Никифор немедленно прослезился, и Бобер круто переменил разговор. Повернулся к Микуле, посерьезнел:

—  Потери?

—  Пока приблизительно. Убитых  — около четырехсот. Раненых  — к двум тысячам, много тяжелых.

—  Ччерт! Неслабо. А у них?

—  Не считали. Пленных больше четырех полков, стало быть, за четыре тысячи. Это те, кто на ногах. А раненых, убитых  — к вечеру.

—  Четыре тысячи... Много. Как бы разбегаться не начали.

—  Может, повязать?

—  Повязать  — померзнут. Да и веревок на такую ораву где взять?

—  Веревки-то найдутся. У них, почитай, у каждого аркан при себе.

—  Что за новости?!

—  Черт их знает. Наверное, нас собирались вязать.

—  Да-а. Бодливой корове... Вот что, Василич. Давай-ка их поработать заставим. Чтоб попотели, чтоб сил на побег не осталось.

—  А чего делать? Могилу копать?

—  Могилу. И не одну. Наших-то тоже не всех домой повезешь. Ну, Коломна близко. А остальные? Никифор Василич, ты как?

—  До Можайска далече. Да ведь и дело не кончено. Так?

—  Так.

—  Тогда что ж... Я своих тут положу.

—  Вот. Так что пусть копают. И своих сами хоронят. Это дело тяжкое. Потом: раненых своих тоже пусть сами обиходят, нам ими некогда заниматься. И давай-ка для них загон сделаем. На дне балки пусть для себя место хорошей канавой окопают. Хорошо бы и с забором. А мы вокруг костры разведем. Так и переночуем. А завтра начнем отправлять кого куда. Полон, пожалуй, в Коломну. Здоровых.

—  А сами?

—  Сами? Нам теперь, хочешь-не хочешь, надо в Переяславль, Олега искать. Разговаривать как-то. Самое говенное пошло! Начинать войну легче всего. Воевать  — и то много думать не надо. А вот выходить из войны... Ох-хо-хо...

 

* * *

Закипела тяжкая работа. Но работали весело и споро. Даже рязанцы. Как ни обескураживал конец войны, все-таки это был конец, и каждый оставшийся в живых радовался, что он жив и не надо больше бегать, драться и помирать.

В два часа пополудни подошел Булах со своими трофеями и был встречен восторженным ревом уже подогретых медом победителей. Приободренный такой встречей, он отправился на доклад к Бобру в приподнятом настроении, ожидая похвал и даже, может быть (чем черт не шутит!), какой-нибудь награды.
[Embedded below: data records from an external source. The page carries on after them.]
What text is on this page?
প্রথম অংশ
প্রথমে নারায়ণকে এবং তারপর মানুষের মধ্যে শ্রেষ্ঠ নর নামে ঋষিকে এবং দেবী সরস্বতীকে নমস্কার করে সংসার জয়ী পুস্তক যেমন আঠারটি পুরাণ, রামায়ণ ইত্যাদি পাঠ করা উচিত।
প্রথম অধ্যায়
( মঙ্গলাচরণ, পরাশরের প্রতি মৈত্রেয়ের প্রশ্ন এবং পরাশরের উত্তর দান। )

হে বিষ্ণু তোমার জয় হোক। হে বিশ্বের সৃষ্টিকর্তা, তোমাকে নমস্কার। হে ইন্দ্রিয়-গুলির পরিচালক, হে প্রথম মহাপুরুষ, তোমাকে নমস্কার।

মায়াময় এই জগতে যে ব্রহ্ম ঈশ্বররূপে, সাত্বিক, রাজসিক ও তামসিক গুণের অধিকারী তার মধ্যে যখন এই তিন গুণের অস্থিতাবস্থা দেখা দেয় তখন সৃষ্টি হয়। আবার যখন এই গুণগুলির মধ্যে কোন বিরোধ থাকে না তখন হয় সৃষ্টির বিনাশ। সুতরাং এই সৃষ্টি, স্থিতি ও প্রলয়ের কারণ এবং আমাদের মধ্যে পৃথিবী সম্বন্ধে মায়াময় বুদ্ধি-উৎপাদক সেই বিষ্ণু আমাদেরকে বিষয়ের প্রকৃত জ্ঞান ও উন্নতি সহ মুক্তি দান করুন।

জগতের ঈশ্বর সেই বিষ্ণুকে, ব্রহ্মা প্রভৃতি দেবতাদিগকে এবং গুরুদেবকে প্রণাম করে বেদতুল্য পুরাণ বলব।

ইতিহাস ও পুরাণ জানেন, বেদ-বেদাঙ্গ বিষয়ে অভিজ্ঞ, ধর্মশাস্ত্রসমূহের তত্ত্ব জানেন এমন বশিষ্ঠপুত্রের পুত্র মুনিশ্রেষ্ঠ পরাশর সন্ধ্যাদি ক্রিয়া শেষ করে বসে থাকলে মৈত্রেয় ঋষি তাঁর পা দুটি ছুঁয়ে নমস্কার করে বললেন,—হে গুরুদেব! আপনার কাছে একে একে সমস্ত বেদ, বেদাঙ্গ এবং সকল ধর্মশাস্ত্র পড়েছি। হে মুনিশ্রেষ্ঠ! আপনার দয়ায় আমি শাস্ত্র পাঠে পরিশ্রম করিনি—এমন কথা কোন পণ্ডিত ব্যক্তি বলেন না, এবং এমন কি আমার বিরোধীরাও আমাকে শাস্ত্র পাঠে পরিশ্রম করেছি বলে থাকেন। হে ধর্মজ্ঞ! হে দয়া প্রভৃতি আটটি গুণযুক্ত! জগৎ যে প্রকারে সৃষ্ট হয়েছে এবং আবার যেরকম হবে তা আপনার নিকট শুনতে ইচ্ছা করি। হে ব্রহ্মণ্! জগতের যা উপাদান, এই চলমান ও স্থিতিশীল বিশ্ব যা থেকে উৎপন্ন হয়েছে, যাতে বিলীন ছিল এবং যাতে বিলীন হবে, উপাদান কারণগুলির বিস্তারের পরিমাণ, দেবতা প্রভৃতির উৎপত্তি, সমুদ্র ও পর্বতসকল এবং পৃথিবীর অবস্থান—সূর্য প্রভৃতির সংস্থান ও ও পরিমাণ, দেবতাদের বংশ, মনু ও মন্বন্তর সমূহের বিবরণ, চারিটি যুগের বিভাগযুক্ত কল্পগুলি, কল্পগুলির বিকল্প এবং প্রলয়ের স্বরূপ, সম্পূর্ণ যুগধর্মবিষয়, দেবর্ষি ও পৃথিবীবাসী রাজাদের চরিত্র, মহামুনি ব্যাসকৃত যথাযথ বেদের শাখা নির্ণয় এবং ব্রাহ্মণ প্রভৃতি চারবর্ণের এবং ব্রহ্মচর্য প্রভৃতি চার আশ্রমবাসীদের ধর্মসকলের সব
Но доложив обстоятельно о своих действиях, был удостоен такого взгляда (он потом внукам много рассказывал про этот взгляд), что где стоял, там и сел совсем непочтительно на лавку, и, конечно, упал бы, не поддержи его отроки под мышки, и почувствовал себя самым несчастным на свете, и захотел умереть.

Бобер долго смотрел себе под ноги. «Вот это да! На каком же волоске все висело! И все из-за этого мудака. А я  — ни сном, ни духом. Получил бы по соплям, и не понял  — отчего. Хорошо хоть узнал поздно, испугаться не успел. Слава тебе, Боже Правый! Ой-е-ей-е-ей...» И так и не подняв больше глаз, проговорил тихо, но внятно:

— Послушай, полковник. Хоть ты и полковник, но, видно, не очень еще понимаешь, что битва начинается не тогда, когда встали стенка на стенку, заорали и принялись мечами махать. Много раньше она начинается. Ее готовят сначала! А когда готовят, все должно быть подчинено одному плану и одному командиру. Самодеятельность здесь недопустима. Преступна! Тебе очень повезло, что так все обернулось. Ты бы голову потерял, потрогай ее (Булах послушно приложил ладони к вискам и стер заливавший лицо пот), вот-вот, вот эту твою инициативную бестолковку. Поди, обдумай хорошенько, что я тебе сказал, потом мне расскажешь. Правильно расскажешь, останешься полковником (жалко тебя, везучий ты, я такими не бросаюсь), неправильно расскажешь, пойдешь в сотники, а то и в рядовые. Ребята, помогите командиру на воздух выбраться.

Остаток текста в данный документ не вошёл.